Ekokırım Yasası Yurttaş İnisiyatifi, yurttaşlar tarafından yazılan çevre haklarına odaklanan ve doğanın hakkını savunan Ekokırım Yasası‘nın Türkiye Büyük Millet Meclisi‘nde (TBMM) görüşülmesini istiyor. İnisiyatif, Ekokırım Yasası’nın TBMM’de görüşülmesi için idari dava açıldığını duyurdu.
İnisiyatif tarafından konuya ilişkin yapılan ve “Derinleşen ekolojik krizin sorumlusu şirketlerin ve devletlerin tüm yaşam alanlarına yönelik tahribatları devam ederken gezegene yönelik bu suçların engellenmesi çabasına Türkiye’den de destek veriyoruz” ifadelerinin kullanıldığı basın açıklamasının devamında ekokırım suçuna ilişkin kampanyadan şöyle bahsedildi:
“İç hukukumuzda gezegene karşı işlenen suçların tanınmasına yönelik bir dizi faaliyet yürütmüş, “doğanın hakları var” diyerek ekokırım suçunun tanınması kampanyasına başlamıştık. Türk Ceza Kanununun ‘Soykırım ve insanlığa karşı suçlar’ başlığındaki maddesine ek yaparak ekokırım suçunun iç hukukumuzda tanınmasını içerecek bir düzenlemeye yönelik bir kanun teklifi hazırlamış ve tüm yurttaşların imzasına açmıştık.”

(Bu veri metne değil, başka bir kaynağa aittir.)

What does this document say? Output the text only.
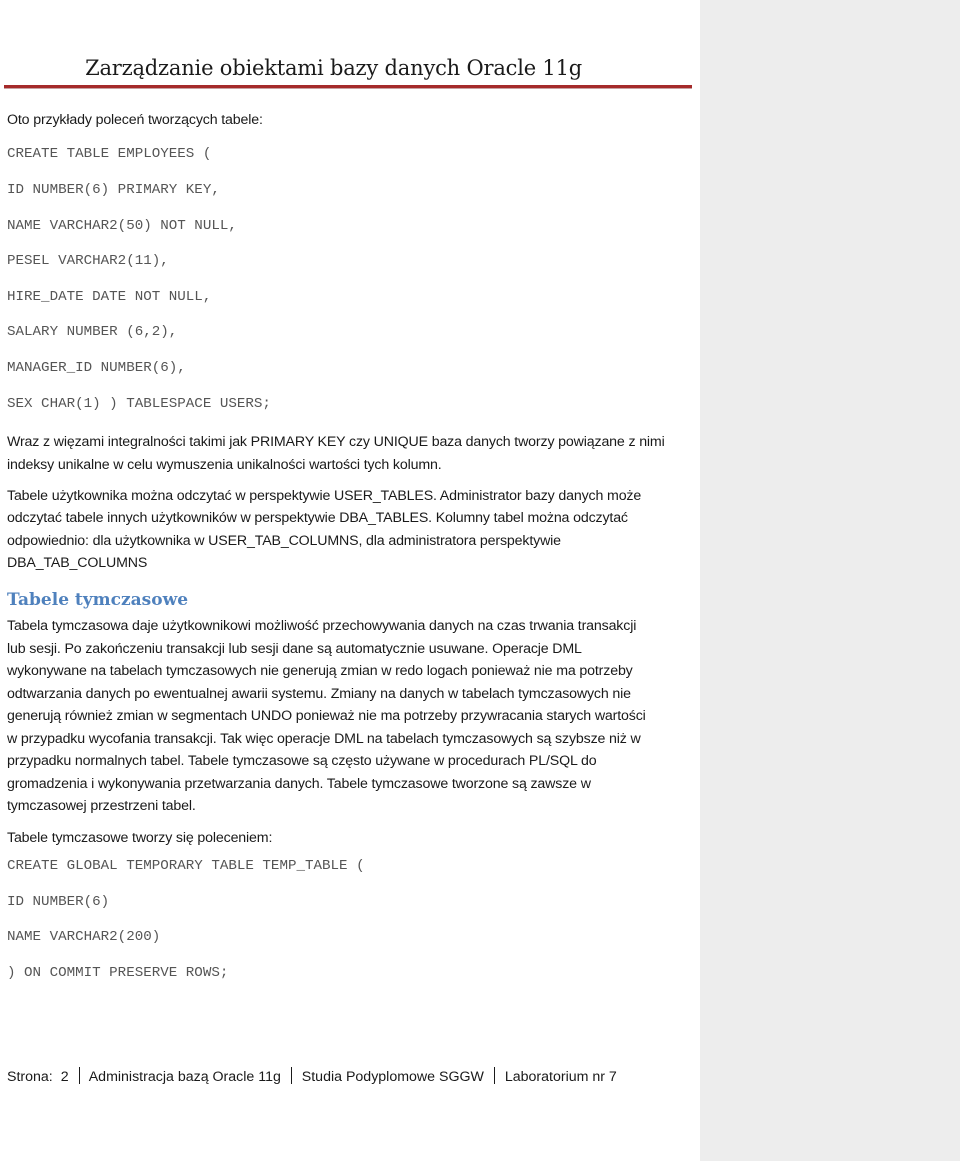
Zarządzanie obiektami bazy danych Oracle 11g
Oto przykłady poleceń tworzących tabele:
CREATE TABLE EMPLOYEES (
ID NUMBER(6) PRIMARY KEY,
NAME VARCHAR2(50) NOT NULL,
PESEL VARCHAR2(11),
HIRE_DATE DATE NOT NULL,
SALARY NUMBER (6,2),
MANAGER_ID NUMBER(6),
SEX CHAR(1) ) TABLESPACE USERS;
Wraz z więzami integralności takimi jak PRIMARY KEY czy UNIQUE baza danych tworzy powiązane z nimi
indeksy unikalne w celu wymuszenia unikalności wartości tych kolumn.
Tabele użytkownika można odczytać w perspektywie USER_TABLES. Administrator bazy danych może
odczytać tabele innych użytkowników w perspektywie DBA_TABLES. Kolumny tabel można odczytać
odpowiednio: dla użytkownika w USER_TAB_COLUMNS, dla administratora perspektywie
DBA_TAB_COLUMNS
Tabele tymczasowe
Tabela tymczasowa daje użytkownikowi możliwość przechowywania danych na czas trwania transakcji
lub sesji. Po zakończeniu transakcji lub sesji dane są automatycznie usuwane. Operacje DML
wykonywane na tabelach tymczasowych nie generują zmian w redo logach ponieważ nie ma potrzeby
odtwarzania danych po ewentualnej awarii systemu. Zmiany na danych w tabelach tymczasowych nie
generują również zmian w segmentach UNDO ponieważ nie ma potrzeby przywracania starych wartości
w przypadku wycofania transakcji. Tak więc operacje DML na tabelach tymczasowych są szybsze niż w
przypadku normalnych tabel. Tabele tymczasowe są często używane w procedurach PL/SQL do
gromadzenia i wykonywania przetwarzania danych. Tabele tymczasowe tworzone są zawsze w
tymczasowej przestrzeni tabel.
Tabele tymczasowe tworzy się poleceniem:
CREATE GLOBAL TEMPORARY TABLE TEMP_TABLE (
ID NUMBER(6)
NAME VARCHAR2(200)
) ON COMMIT PRESERVE ROWS;
Strona: 2 Administracja bazą Oracle 11g Studia Podyplomowe SGGW Laboratorium nr 7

28 bin 820 ıslak imza toplanan dilekçe ise 28 Kasım’da TBMM Dilekçe Komisyonu’na teslim edildi.
TBMM Dilekçe Komisyonu Başkanlığı’ndan iletilen karar yazısında ise şu ifadelere yer verildi:
“Anayasa’nın 88.maddesine göre kanun teklif etmeye milletvekillerinin yetkili olduğundan, TBMM İçtüzüğünün 116/1. Maddesine göre yeni bir kanunu veya bir kanun değişikliğini gerektiren dilekçelerin görüşülemeyeceğine…”

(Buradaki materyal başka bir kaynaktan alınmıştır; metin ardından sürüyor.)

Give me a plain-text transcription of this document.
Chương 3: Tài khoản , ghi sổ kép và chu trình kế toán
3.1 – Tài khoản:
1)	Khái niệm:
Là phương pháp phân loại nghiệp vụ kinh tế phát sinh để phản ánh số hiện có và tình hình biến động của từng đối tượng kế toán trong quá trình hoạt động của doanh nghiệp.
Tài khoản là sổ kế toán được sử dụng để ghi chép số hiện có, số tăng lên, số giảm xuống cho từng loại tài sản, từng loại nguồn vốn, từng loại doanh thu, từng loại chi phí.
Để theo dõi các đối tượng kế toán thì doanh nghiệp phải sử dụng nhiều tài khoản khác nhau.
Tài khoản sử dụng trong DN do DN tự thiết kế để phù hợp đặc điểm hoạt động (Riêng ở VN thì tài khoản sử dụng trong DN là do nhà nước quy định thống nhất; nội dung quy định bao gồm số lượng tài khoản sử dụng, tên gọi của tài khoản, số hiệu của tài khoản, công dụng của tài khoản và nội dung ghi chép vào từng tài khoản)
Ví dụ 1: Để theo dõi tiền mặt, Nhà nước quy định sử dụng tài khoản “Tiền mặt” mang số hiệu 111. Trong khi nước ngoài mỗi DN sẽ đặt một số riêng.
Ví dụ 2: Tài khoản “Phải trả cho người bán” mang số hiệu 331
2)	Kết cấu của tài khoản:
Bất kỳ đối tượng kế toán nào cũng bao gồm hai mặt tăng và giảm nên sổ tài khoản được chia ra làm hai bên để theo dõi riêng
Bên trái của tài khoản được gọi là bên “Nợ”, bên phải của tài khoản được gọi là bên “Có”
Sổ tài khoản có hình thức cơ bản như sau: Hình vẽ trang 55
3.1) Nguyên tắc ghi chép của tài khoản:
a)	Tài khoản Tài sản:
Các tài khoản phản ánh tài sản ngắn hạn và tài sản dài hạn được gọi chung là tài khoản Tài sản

TBMM İç Tüzüğünün “Dilekçelerin Başkanlık Divanınca İncelenmesi” başlıklı 116.maddesinin 3. fıkrasında yer alan “Komisyon Başkanlık Divanı; görüşülemeyeceğini karara bağladığı dilekçelerden, kanun olarak düzenlenmelerinde toplumsal yarar gördüklerinin birer örneğini Türkiye Büyük Millet Meclisi Başkanlığına ve bilgi için Cumhurbaşkanlığına gönderir” ifadelere dikkat çeken inisiyatifin açıklamasında “Buradan anlaşıldığı üzere komisyon ilettiğimiz talepte toplumsal bir yarar görmediği için süreci sonlandırmış ve tarafımıza olumsuz geri dönüş yapmıştır” denildi.
İnisiyatif tarafından imza teslim sürecine ilişkin ise şu açıklama yapıldı:
Dilekçe komisyonunun TBMM İç Tüzüğü’nün 116/3 maddesine uygun olacak şekilde toplumsal yararı da açık olan bu teklifin meclis genel kurulunda görüşülmesi gerektiğini vurgulayan yurttaşlar, dava açtıklarını duyurdu.

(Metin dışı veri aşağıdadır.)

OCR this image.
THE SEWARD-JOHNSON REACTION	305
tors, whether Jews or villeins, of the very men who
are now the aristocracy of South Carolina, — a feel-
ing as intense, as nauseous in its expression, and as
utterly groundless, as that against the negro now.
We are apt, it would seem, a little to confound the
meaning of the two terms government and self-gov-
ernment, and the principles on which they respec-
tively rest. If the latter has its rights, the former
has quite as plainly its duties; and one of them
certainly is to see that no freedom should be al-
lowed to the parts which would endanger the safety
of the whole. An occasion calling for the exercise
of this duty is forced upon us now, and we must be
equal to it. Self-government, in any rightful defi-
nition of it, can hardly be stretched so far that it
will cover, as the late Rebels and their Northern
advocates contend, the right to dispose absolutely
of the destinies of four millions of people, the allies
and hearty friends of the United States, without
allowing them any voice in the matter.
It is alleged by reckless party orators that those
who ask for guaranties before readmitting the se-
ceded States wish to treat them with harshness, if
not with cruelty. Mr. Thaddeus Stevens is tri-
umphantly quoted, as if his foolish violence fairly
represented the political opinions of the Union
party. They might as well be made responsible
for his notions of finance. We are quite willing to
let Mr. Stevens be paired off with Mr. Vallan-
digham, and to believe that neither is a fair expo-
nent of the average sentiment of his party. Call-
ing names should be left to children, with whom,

Açıklamaya göre; ‘Yurttaşın Ekokırım Yasa Teklifinin TBMM Başkanlığı’na ve Cumhurbaşkanlığı’na gönderilmemesi işleminin’ yürütmesinin durdurulması ve iptali için idari dava açıldı.
İmzacı tüm yurttaşların da davaya katılabilecekleri ayrıca bildirildi.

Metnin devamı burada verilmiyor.